I am using hybrid search with max-vector-distance to limit the vector similarity contributions in my search results. However, when I inspect the results using explain_score, I notice that the vector similarity scores still exceed the max-vector-distance threshold.
This behavior is unexpected, as I assumed setting max-vector-distance would filter out any results beyond the specified threshold. The scores seem inconsistent with my expectations for hybrid search.
Am I misunderstanding how max-vector-distance is applied in hybrid search?
Server Setup Information
Weaviate Server Version: semitechnologies/weaviate:1.26.1
Now, I performed a search and printed all the infos:
for o in collection.query.hybrid(
query="futebol",
#max_vector_distance=0.4,
return_metadata=wvc.query.MetadataQuery(score=True, explain_score=True, distance=True)
).objects:
print("#"*10)
print(o.properties)
print(o.metadata.distance, o.metadata.score, o.metadata.explain_score)
Now, using max_vector_distance in a way to better understand it
Those are the distances we will filter out:
score 0.35348773
score 0.23937017
score 0.019589365
for o in collection.query.hybrid(
query="futebol",
max_vector_distance=1-0.020,
return_metadata=wvc.query.MetadataQuery(score=True, explain_score=True, distance=True)
).objects:
print("#"*10)
print(o.properties)
print(o.metadata.distance, o.metadata.score, o.metadata.explain_score)
Thank you for the quick response! I haven’t seen any filtering of results in weaviate 1.26.1, regardless of the max-vector-distance value I set. I will try this again on the upgraded version. Since we are using weaviate-vectorstore in production, I’ll need to check for potential regressions before upgrading.
I’d also like to clarify the behavior of max-vector-distance. My understanding is that documents with a vector distance greater than max-vector-distanceshould be excluded. However, is the intuition here that the score returned from hybrid search represents similarity rather than actual distance?

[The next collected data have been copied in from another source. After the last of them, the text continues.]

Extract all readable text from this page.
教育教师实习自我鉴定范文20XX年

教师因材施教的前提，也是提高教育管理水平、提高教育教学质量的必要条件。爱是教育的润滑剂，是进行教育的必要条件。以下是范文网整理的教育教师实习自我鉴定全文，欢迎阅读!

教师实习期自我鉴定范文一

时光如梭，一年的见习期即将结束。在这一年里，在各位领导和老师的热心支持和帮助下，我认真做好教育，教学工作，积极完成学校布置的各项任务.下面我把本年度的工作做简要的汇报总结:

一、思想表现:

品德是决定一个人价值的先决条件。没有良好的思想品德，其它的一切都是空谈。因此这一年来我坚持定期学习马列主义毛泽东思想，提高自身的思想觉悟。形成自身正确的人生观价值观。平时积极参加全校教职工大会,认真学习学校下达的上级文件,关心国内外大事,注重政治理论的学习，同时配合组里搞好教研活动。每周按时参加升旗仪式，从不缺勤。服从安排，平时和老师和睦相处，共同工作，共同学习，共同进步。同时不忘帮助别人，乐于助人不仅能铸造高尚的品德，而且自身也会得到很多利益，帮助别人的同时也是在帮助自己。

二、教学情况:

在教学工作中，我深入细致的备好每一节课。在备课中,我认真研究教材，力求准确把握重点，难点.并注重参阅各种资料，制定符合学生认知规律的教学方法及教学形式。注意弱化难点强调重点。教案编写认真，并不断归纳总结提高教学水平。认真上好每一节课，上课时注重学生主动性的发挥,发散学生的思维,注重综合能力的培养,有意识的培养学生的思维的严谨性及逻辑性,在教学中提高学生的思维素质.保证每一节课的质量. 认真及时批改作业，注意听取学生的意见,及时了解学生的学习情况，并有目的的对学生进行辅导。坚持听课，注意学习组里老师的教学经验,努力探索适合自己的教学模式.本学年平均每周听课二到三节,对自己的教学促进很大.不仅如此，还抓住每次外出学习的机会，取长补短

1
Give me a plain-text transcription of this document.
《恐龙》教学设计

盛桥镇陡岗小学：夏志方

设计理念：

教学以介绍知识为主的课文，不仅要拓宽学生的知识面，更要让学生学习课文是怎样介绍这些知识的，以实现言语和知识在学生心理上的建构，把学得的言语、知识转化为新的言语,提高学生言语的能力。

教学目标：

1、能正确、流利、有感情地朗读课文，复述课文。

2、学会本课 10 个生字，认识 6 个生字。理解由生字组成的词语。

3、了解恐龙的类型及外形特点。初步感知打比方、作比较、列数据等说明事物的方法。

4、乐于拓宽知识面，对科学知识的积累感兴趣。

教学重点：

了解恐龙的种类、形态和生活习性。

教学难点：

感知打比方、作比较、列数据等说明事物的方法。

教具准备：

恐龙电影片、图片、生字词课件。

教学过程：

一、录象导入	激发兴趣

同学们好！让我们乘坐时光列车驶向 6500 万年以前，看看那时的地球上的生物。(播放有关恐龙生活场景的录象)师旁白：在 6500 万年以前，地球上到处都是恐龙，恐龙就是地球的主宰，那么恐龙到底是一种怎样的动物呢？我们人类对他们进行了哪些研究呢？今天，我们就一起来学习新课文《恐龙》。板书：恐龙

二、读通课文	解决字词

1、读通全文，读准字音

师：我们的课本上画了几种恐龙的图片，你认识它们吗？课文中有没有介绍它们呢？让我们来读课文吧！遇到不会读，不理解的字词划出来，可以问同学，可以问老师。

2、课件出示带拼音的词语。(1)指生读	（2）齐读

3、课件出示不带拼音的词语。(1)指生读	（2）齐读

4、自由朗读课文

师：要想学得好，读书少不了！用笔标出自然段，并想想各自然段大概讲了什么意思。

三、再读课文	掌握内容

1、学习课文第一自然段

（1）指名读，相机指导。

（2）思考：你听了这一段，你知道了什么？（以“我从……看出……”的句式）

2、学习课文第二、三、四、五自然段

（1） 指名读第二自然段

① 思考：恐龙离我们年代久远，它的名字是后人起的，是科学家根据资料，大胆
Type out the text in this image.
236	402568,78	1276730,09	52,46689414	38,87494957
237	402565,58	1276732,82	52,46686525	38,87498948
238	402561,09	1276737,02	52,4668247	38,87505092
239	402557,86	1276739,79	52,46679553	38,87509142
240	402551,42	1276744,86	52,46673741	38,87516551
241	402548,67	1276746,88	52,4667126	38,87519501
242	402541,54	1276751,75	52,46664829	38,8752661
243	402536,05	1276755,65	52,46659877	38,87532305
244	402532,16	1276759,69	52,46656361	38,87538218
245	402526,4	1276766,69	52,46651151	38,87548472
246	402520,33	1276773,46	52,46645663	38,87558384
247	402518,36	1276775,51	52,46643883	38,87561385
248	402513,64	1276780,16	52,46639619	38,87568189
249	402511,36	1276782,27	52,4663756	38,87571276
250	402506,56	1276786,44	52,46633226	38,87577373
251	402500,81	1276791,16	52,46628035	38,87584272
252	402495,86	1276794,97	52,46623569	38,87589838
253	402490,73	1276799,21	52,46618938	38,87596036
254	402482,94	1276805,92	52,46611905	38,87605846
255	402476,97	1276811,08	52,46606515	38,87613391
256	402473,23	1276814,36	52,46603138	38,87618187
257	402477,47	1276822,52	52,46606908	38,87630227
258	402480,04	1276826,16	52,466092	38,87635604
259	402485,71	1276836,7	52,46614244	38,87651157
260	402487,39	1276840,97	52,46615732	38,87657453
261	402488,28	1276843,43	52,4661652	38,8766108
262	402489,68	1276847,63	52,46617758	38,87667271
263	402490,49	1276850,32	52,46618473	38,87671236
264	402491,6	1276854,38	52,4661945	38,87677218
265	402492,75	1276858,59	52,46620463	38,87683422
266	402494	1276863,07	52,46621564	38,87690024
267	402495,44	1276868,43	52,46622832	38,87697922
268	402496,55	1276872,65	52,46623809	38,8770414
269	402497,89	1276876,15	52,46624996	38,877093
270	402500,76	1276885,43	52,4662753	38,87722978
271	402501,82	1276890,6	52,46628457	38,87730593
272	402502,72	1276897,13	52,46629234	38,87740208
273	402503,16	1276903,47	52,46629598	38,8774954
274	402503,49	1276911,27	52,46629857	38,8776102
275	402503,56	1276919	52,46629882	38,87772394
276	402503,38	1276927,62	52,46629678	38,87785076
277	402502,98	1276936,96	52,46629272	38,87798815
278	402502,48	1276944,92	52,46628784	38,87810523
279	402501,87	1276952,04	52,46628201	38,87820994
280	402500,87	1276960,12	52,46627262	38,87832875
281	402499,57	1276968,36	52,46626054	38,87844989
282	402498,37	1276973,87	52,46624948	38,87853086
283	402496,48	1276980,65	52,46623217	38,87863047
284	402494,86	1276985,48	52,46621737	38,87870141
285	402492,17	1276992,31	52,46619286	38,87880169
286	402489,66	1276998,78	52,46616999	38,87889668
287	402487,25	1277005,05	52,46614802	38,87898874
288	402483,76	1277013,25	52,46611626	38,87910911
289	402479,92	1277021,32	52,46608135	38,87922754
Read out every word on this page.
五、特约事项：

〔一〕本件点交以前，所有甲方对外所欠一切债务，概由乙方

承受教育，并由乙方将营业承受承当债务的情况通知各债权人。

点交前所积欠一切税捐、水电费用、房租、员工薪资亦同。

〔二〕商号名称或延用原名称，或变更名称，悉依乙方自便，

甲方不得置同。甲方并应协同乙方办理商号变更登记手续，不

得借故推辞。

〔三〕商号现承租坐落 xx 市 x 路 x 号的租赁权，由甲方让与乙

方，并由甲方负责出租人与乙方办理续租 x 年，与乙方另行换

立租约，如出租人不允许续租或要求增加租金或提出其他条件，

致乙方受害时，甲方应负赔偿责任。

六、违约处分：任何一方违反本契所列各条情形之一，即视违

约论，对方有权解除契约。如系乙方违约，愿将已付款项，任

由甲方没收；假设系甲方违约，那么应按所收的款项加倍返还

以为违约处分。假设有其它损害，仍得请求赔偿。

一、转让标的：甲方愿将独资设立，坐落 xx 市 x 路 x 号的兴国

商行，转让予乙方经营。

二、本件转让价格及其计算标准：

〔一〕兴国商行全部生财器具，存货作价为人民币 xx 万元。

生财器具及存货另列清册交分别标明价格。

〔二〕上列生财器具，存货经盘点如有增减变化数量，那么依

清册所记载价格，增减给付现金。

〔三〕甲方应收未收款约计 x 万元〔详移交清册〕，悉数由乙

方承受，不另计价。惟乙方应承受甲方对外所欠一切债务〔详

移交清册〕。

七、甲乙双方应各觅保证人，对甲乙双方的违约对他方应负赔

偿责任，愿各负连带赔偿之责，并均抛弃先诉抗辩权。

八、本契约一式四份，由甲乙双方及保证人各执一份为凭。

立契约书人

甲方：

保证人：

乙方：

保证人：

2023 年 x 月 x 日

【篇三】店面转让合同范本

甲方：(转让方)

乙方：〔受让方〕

If that’s the case, then the following values are similarity scores, and setting max_vector_distance = 0.98 filters out the 0.0195 document because its distance is higher:
0.3534
0.2393
0.0195
Is there a way to explicitly display the distance values in the search results to compare them directly with max-vector-distance for a more apples-to-apples comparison?
Also, the vector distance may vary for different query and objects, so you couldn’t define a threshold solely on vector distance.
So when you do a hybrid search, the distance calculated for the vector part of the search will be normalized in order to be fused. And that normalized vector distance is the one you can filter out with max-vector-distance.
IIRC there was a bug in the first release of the max vector distance that could cause some objects to be included even if their vector distance was larger than the threshold.
yes, this is correct.
So when you do a hybrid search, the distance calculated for the vector part of the search will be normalized in order to be fused. And that normalized vector distance is the one you can filter out with max-vector-distance.
The filtering is happening before the normalization+fusion